Thursday, July 9, 2009

For C language programmers that also know Linux...?

Does Linux (for instance Fedora Core 5) provide a good IDE for C language programing? One that you personally used and liked. One that you can say it is good.





I already have Fedora Core 5 installed on my PC, but I don't know where to look for a C language IDE in this version of Linux.





I am also a quite bad user of Fedora Core 5 (I mean I don't know how to set up an ethernet card, or an internet connection... the installation does it automatically... or I don't know how to mount my HDD without looking at something I wrote in the past about this... or other stupid things that Linux makes you to learn...)





I need DEBUGGING immediately... I have an old Borland C 3.1, and in WinXP it says it can't start the debugging section of the IDE on 16 bits... It can only edit and compile, but no debugging, unfortunately...


What to do?

For C language programmers that also know Linux...?
Anjuta is the best IDE available.


It works pretty well.





For debugging you can use gdb also(if you don't mind working on the console)
Reply:Linux doesn't support IDE version of C, it has in-built GCC compiler. (Though I've RedHat platform, not Fedora). You can partition your HD to accomodate both Windows and Linux both operating systems in your computer.
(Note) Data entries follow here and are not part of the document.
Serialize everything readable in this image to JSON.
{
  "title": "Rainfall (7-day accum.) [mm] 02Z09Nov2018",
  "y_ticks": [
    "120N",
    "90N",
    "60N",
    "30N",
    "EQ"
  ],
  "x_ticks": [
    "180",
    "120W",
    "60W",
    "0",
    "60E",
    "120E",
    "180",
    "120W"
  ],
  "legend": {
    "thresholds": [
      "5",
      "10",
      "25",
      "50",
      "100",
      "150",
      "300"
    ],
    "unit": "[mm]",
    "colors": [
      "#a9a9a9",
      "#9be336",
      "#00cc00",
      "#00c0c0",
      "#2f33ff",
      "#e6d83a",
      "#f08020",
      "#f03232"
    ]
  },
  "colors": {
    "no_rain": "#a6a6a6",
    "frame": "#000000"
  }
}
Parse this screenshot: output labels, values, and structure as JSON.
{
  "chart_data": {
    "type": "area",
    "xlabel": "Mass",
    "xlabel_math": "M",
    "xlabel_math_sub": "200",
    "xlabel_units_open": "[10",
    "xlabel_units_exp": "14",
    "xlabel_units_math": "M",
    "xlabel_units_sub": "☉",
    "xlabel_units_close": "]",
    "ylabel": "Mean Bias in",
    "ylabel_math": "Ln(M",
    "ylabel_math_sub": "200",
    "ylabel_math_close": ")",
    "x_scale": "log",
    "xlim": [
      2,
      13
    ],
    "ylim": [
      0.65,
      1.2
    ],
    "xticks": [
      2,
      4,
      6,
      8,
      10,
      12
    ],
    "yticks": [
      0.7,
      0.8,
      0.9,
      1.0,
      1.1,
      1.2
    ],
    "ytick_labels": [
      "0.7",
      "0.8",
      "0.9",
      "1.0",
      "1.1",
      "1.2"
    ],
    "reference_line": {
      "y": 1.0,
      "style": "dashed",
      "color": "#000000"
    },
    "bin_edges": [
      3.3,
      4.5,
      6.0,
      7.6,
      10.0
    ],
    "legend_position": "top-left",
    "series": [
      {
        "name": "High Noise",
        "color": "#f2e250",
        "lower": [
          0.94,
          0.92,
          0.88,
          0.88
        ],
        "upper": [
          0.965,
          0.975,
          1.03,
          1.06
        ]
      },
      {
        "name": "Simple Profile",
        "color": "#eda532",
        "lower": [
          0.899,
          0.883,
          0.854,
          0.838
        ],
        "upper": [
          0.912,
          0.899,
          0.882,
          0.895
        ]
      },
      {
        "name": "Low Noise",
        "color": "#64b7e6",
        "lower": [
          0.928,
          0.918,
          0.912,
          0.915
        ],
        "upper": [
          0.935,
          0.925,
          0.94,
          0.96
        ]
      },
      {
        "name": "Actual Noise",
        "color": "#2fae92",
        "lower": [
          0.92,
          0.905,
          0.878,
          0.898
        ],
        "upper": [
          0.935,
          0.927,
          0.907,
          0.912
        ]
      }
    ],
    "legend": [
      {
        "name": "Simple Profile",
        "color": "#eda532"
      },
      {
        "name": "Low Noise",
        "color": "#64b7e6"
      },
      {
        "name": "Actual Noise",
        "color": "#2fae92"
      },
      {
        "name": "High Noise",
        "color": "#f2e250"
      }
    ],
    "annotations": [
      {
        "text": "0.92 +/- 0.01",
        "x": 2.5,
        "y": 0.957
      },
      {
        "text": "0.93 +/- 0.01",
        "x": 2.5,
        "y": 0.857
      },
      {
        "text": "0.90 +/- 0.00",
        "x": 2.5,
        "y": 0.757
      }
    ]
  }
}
Then install Turbo C++ IDE in Windows part .
Reply:"Does Linux (for instance Fedora Core 5) provide a good IDE for C language programing?"


There's a few IDEs that run on Linux. http://en.wikipedia.org/wiki/List_of_int... gets you a list of IDEs. KDevelop and Anjuta, and I think Code::Blocks are usable on Linux. It's also not uncommon to see people prefer to use a plain text editor and use commandline/makefiles for compiling and linking.





The compiler on Linux is gcc and g++ (for C and C++). The debugger that goes with gcc is gdb.